Heterogeneity Comparisons Over Time and Across Journals
Using the effective number of universities metric changes many of the quantitative conclusions in the study. The trend toward journals publishing more articles over time and the differences between the count of articles published annually across the four journals leads Wellmon and Piper to mistakenly identify more recent and larger journals as less heterogeneous. For example, we reproduce Wellmon and Piper’s Figure 4, which examines the trend in heterogeneity across the four journals over time, using the effective number of universities metric in figure 3 (fig. 3). In the figure, the black line indicates the heterogeneity with respect to the authors’ current institution and the red line indicates heterogeneity with respect to the authors’ PhD institution. Wellmon and Piper’s graph indicates a long-term decline in heterogeneity, but little change since 1990. While we also observe little change since 1990, the “effective number of firms” metric indicates a longer-term trend towards greater diversity.
Similarly, we come to different conclusions about the relative level of heterogeneity across the four journals. In table 1, we present the effective number of universities for each journal both in terms of the current and PhD university affiliations of the authors, along with 95 percent confidence intervals, using the methodology in Chao and Jost.

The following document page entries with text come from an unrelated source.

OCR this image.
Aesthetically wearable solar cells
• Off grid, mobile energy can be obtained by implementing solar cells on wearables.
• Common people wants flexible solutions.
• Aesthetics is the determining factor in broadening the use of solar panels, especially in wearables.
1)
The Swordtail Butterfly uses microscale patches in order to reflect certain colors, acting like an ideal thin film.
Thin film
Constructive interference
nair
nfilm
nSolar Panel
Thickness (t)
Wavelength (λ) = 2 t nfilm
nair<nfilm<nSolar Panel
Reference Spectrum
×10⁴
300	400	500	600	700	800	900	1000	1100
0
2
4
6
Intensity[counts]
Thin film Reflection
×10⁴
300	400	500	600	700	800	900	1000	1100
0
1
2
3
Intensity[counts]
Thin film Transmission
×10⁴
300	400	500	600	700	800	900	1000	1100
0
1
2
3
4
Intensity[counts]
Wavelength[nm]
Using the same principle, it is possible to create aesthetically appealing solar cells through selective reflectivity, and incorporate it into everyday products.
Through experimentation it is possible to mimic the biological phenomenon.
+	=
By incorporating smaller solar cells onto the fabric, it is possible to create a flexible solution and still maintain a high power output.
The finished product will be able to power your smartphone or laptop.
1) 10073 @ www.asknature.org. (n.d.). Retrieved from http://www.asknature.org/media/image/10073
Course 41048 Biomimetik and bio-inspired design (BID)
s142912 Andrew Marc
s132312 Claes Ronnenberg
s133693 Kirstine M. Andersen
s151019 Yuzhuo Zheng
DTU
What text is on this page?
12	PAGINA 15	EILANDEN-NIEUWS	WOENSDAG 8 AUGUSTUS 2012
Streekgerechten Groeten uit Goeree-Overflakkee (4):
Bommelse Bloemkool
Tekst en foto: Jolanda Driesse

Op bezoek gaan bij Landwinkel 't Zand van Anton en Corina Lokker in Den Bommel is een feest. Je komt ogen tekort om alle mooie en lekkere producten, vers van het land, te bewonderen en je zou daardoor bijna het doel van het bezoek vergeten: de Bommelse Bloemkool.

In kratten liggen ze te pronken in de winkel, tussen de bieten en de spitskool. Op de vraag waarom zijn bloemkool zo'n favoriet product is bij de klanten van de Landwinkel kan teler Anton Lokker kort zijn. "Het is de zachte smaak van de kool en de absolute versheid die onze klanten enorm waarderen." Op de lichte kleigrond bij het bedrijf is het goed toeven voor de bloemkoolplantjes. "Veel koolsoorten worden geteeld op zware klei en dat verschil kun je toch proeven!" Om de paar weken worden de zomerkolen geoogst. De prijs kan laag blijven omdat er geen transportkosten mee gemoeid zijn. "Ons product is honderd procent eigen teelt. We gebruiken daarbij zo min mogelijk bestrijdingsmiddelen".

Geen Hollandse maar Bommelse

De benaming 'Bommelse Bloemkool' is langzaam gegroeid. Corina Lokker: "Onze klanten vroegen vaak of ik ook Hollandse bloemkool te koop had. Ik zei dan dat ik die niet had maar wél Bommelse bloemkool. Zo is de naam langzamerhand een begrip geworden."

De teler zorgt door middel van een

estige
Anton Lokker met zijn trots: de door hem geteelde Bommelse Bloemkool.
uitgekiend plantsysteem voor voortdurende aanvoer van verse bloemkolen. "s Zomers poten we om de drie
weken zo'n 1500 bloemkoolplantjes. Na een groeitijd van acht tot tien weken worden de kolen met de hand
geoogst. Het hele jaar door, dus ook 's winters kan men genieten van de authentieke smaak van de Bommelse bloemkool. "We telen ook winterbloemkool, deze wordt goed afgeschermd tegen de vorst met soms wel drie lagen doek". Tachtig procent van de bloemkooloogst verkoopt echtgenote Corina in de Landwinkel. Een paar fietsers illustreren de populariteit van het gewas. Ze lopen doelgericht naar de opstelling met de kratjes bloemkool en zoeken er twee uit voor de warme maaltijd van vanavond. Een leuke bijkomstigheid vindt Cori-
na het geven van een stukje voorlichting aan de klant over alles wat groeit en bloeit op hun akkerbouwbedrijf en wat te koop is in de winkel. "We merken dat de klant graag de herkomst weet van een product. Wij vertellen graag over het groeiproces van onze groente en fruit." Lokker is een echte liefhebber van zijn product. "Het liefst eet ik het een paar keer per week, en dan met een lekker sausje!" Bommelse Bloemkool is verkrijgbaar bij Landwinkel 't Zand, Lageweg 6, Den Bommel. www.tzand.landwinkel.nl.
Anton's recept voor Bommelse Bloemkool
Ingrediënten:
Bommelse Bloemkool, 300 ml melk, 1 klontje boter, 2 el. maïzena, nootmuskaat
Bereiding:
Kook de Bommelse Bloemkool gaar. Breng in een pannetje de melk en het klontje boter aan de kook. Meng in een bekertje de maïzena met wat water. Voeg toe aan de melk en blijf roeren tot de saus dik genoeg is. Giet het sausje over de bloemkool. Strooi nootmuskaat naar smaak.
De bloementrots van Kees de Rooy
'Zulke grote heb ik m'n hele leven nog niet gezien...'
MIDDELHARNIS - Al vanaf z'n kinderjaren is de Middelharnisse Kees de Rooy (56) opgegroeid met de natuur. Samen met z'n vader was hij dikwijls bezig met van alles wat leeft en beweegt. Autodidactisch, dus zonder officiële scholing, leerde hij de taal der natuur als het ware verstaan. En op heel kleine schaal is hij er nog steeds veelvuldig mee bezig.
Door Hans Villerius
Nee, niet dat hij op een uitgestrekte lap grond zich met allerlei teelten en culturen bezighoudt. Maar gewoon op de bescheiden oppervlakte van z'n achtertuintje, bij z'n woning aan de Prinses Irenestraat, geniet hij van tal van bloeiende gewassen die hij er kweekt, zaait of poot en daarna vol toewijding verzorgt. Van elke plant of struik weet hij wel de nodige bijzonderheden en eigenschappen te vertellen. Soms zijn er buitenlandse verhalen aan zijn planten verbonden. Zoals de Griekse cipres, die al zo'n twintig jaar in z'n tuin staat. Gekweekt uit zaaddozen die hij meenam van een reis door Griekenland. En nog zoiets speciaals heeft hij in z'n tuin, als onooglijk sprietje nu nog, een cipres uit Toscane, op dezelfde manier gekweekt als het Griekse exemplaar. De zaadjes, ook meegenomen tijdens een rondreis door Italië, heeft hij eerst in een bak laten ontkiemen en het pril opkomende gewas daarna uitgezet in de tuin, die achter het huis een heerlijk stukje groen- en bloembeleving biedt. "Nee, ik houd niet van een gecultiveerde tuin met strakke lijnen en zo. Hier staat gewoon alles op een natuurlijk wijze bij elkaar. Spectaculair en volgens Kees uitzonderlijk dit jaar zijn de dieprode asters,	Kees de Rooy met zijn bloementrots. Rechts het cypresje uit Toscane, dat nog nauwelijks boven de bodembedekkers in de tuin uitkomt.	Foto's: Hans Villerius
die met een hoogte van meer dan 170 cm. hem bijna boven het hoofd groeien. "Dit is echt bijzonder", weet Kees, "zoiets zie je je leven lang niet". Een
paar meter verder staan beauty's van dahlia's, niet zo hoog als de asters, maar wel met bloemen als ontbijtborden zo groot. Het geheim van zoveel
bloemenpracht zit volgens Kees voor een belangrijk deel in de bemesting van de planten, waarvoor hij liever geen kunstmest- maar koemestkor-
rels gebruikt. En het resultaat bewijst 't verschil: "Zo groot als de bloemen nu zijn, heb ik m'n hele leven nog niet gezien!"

We find that New Literary History (NLH) and PMLA are the most heterogeneous, both in terms of the author’s current and PhD affiliations. Representations is the least heterogeneous. Critical Inquiry (CI) falls in the middle. Unlike Wellmon and Piper, we find this ranking to be consistent across the types of author affiliation. The journals with more diverse institutional representation in terms of current author affiliation are also more diverse in terms of where the author received their PhD. However, we do observe that there is greater disparity across journals when examining the diversity of the authors’ current affiliation than the PhD affiliation.